In India, virtual private network companies will be required to collect extensive customer data—and maintain it for five years or more—under a new national directive from the country’s Computer Emergency Response Team, known as CERT-in. It’s a policy that will likely make life more difficult for both VPN companies and VPN users there.
The body, under the country’s Ministry of Electronics and IT, announced Thursday that VPNs in the country will have to keep customer names, validated physical and IP addresses, usage patterns and other forms of personally identifiable information. As first reported by Entracker, those who don’t comply could potentially face up to a year in prison under the governing law cited in the new directive.
The directive isn’t limited to VPN providers. Data centers and cloud service providers are both listed under the same provision. The companies will have to keep customer information even after the customer has canceled their subscription or account. And, in all case, CERT-in will require the companies to report on their users’ “unauthorized access to social media accounts.”

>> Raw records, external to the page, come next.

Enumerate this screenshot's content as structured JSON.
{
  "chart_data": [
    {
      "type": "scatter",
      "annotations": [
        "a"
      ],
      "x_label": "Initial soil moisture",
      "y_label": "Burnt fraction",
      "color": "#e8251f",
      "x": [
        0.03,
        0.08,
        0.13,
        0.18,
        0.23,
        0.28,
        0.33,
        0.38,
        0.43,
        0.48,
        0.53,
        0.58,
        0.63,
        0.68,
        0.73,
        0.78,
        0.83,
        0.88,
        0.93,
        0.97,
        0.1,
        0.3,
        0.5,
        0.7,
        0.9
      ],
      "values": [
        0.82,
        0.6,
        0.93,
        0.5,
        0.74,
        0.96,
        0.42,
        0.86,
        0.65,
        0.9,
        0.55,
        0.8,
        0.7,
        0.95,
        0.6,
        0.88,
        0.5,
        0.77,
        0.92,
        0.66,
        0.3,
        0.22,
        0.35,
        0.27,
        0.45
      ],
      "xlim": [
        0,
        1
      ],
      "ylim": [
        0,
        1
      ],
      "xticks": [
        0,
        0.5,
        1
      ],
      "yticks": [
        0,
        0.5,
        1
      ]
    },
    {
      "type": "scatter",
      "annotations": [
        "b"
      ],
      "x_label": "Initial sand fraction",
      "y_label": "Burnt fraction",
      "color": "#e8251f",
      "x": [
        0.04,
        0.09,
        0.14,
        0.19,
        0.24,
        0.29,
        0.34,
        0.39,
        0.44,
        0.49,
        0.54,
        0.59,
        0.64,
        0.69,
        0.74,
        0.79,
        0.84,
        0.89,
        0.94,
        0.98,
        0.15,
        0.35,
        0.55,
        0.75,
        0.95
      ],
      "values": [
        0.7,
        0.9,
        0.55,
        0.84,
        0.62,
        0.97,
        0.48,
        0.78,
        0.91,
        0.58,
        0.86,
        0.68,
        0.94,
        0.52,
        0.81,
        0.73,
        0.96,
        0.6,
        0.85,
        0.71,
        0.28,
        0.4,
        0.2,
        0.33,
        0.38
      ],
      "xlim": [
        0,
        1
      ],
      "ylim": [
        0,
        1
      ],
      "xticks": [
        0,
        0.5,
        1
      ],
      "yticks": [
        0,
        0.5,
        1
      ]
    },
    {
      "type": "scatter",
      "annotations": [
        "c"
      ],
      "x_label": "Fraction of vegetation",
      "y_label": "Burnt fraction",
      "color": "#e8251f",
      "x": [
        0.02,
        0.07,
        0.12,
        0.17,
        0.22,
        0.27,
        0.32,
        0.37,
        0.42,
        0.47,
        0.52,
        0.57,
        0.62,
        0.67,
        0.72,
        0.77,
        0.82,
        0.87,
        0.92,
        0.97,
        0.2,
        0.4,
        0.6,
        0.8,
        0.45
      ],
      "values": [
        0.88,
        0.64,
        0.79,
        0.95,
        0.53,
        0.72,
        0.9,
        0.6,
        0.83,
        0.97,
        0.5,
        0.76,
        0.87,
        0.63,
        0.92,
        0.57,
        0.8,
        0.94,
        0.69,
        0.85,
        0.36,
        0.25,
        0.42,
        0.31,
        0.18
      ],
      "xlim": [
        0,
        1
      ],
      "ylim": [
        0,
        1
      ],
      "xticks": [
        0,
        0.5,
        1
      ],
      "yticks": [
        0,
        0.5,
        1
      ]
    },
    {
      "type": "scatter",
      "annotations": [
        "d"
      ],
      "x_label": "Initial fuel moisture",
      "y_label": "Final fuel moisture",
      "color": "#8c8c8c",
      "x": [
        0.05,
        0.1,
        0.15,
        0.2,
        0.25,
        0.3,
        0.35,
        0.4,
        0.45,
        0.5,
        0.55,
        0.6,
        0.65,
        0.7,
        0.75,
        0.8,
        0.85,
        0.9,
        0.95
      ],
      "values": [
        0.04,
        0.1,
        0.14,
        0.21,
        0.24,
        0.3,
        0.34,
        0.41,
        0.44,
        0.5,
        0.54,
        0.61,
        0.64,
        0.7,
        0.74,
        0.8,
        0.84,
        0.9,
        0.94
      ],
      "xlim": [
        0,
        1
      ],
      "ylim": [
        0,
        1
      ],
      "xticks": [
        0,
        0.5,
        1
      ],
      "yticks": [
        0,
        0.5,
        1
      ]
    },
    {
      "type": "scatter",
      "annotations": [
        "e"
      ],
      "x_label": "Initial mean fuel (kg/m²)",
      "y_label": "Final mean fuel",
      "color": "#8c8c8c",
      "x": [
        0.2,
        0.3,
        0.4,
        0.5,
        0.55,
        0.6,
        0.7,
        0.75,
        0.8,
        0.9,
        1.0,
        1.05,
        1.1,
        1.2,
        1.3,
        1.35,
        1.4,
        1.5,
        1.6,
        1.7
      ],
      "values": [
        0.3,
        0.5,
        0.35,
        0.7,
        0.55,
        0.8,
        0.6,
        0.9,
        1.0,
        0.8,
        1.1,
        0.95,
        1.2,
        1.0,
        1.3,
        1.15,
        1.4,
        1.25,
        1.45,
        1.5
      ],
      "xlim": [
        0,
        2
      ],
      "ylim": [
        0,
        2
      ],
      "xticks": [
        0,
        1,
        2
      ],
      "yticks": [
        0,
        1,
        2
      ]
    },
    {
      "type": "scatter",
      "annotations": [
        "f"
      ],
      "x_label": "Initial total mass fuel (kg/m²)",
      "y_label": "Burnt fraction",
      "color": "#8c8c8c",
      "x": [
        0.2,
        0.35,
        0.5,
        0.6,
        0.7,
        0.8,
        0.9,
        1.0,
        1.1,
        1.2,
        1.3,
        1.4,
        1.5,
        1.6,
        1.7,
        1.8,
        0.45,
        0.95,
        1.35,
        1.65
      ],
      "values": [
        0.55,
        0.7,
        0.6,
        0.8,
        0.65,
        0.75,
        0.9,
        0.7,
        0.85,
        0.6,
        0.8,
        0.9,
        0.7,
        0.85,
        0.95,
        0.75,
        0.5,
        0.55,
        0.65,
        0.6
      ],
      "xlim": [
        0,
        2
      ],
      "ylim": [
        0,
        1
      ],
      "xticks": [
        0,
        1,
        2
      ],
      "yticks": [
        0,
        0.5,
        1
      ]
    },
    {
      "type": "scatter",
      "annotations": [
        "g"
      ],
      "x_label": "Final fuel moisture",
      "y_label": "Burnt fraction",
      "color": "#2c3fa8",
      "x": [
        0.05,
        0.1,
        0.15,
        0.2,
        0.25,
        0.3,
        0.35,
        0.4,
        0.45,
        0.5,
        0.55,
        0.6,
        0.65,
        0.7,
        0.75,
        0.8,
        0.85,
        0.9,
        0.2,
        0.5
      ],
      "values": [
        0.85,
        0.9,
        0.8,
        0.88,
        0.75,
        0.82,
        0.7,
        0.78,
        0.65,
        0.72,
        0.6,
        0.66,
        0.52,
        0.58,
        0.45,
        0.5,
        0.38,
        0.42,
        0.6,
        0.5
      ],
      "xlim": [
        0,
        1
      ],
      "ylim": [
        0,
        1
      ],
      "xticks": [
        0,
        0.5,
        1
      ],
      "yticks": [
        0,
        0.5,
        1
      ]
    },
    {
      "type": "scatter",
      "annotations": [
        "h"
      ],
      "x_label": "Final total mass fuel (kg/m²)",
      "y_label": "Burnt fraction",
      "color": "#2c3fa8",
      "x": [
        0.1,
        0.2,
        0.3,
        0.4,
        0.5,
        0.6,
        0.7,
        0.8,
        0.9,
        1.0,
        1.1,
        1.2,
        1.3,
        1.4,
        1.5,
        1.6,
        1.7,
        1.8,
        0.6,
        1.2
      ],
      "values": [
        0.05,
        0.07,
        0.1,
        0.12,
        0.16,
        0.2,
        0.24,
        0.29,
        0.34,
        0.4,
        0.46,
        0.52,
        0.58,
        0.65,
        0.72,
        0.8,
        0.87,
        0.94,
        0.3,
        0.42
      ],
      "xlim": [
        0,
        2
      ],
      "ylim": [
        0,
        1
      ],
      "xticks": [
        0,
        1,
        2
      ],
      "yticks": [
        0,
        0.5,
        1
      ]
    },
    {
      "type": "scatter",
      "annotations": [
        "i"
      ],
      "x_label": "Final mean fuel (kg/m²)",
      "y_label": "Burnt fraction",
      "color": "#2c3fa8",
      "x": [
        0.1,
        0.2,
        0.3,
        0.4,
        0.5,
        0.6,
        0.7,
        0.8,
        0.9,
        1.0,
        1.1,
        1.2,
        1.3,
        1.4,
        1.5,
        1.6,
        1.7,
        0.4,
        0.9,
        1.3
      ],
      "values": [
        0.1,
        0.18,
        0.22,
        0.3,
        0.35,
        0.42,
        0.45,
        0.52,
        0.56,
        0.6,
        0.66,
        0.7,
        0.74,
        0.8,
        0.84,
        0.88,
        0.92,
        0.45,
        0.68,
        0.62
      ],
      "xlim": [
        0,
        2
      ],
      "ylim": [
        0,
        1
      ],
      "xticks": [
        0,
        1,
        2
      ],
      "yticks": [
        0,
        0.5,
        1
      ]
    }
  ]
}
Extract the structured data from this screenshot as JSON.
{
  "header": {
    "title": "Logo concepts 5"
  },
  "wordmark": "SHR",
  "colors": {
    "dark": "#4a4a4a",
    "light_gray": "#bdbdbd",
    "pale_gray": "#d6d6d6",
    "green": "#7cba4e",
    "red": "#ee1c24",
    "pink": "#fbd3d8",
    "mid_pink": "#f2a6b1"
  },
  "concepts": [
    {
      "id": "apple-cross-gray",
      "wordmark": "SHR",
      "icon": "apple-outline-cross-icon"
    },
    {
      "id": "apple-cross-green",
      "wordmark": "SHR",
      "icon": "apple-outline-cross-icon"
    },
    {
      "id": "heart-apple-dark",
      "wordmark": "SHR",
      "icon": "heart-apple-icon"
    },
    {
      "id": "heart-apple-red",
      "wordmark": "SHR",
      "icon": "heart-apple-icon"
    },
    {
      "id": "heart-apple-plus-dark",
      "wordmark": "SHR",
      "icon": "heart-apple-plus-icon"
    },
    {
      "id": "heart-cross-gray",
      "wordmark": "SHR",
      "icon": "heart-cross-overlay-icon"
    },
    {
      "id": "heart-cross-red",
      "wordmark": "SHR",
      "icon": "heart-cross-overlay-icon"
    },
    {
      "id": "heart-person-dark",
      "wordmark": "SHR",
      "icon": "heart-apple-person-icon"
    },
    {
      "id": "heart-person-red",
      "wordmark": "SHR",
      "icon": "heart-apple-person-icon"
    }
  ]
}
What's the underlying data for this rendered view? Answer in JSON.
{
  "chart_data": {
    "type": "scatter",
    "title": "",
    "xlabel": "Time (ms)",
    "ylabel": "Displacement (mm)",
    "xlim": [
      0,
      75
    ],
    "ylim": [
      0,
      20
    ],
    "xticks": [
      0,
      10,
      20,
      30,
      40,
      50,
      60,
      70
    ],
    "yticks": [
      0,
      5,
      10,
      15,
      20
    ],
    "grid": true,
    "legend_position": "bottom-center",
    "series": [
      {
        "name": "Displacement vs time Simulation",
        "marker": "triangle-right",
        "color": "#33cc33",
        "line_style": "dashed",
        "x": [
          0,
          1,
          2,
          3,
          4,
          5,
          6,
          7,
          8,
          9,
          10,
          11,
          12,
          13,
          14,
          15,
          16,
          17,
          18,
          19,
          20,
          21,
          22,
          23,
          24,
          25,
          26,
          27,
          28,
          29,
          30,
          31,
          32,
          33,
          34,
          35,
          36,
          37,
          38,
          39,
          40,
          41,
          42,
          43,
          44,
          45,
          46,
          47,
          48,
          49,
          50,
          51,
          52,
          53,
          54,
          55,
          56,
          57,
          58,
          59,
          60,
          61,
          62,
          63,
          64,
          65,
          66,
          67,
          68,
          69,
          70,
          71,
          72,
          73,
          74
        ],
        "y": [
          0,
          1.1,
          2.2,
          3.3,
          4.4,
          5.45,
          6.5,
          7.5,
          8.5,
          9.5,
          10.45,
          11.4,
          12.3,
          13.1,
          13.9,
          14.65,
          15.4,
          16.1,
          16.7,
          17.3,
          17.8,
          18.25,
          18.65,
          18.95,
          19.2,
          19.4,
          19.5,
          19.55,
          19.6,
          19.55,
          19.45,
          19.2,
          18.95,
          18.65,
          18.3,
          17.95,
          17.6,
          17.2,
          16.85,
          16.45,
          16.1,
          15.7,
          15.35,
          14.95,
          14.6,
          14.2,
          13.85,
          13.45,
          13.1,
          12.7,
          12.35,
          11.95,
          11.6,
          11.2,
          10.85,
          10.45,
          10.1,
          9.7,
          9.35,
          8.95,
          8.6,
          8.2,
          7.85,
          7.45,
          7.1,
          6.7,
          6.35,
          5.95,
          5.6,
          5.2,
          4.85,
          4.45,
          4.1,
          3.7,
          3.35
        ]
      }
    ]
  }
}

A snag in the Indian government’s plan is that most VPNs have a ‘no-logs policy’ or at the very least, only keep user data temporarily. As a result of CERT-in’s new directions, many VPN providers and other IT companies could potentially stop doing business in India as they can no longer legally operate in the country.
The ministry’s full directive is slated to take effect on June 27, although the government may delay implementation to allow time for wider compliance.